Friday, 28 January 2011

Barney's Version review (The List, Issue 675)


Memory is a tricky thing, and that appears to be the main point of this rambling, unfocused but still enjoyable comedy-drama. Paul Giamatti plays Barney Panofsky, a slightly nastier version of the cynical schlub that’s become his stock-in-trade. He’s an ageing TV producer who is prompted to look back over his life, three failed marriages and all, when a book is published revisiting an unsolved 30-year old murder case involving Barney.
Adapted from Mordecai Richler’s novel and directed by Richard J Lewis, the film is essentially Barney’s case for the defence, with television director Lewis attempting to gradually shift the film’s tone from broad comedy to serious drama. Unfortunately, he lacks the grace to pull it off effectively. The film begins as a comic murder-mystery, but that aspect of the story fizzles as it shifts into Woody Allen-esque relationship drama. This central section is where Lewis is most successful, achieving an effective balance of observational character comedy and poignant drama, and getting brilliant performances from Giamatti and Rosamund Pike.
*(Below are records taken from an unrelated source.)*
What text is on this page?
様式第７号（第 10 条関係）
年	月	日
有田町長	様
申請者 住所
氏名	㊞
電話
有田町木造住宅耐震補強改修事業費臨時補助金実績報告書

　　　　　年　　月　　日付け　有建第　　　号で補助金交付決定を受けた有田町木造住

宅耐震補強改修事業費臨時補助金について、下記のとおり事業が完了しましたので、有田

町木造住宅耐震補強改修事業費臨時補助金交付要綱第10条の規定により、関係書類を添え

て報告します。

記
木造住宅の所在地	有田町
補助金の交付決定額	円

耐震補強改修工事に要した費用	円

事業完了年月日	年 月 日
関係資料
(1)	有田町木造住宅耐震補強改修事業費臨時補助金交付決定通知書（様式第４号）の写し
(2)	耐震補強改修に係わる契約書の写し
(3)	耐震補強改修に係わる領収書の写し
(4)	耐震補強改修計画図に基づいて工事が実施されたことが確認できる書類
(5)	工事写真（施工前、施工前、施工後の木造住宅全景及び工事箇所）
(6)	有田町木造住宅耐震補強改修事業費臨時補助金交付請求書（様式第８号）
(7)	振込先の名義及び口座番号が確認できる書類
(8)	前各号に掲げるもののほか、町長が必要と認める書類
But in its final third the director suddenly steers the film into tearjerker territory, undoing much of the actors’ good work by drawing more overtly heartstring-tugging performances from them.
The film is very well cast though, and Dustin Hoffman is particularly entertaining as Barney’s mischievous father, but the story’s central theme – memory and perspective – has been much more insightfully investigated by Charlie Kaufman in both Eternal Sunshine of the Spotless Mind and Synecdoche, New York.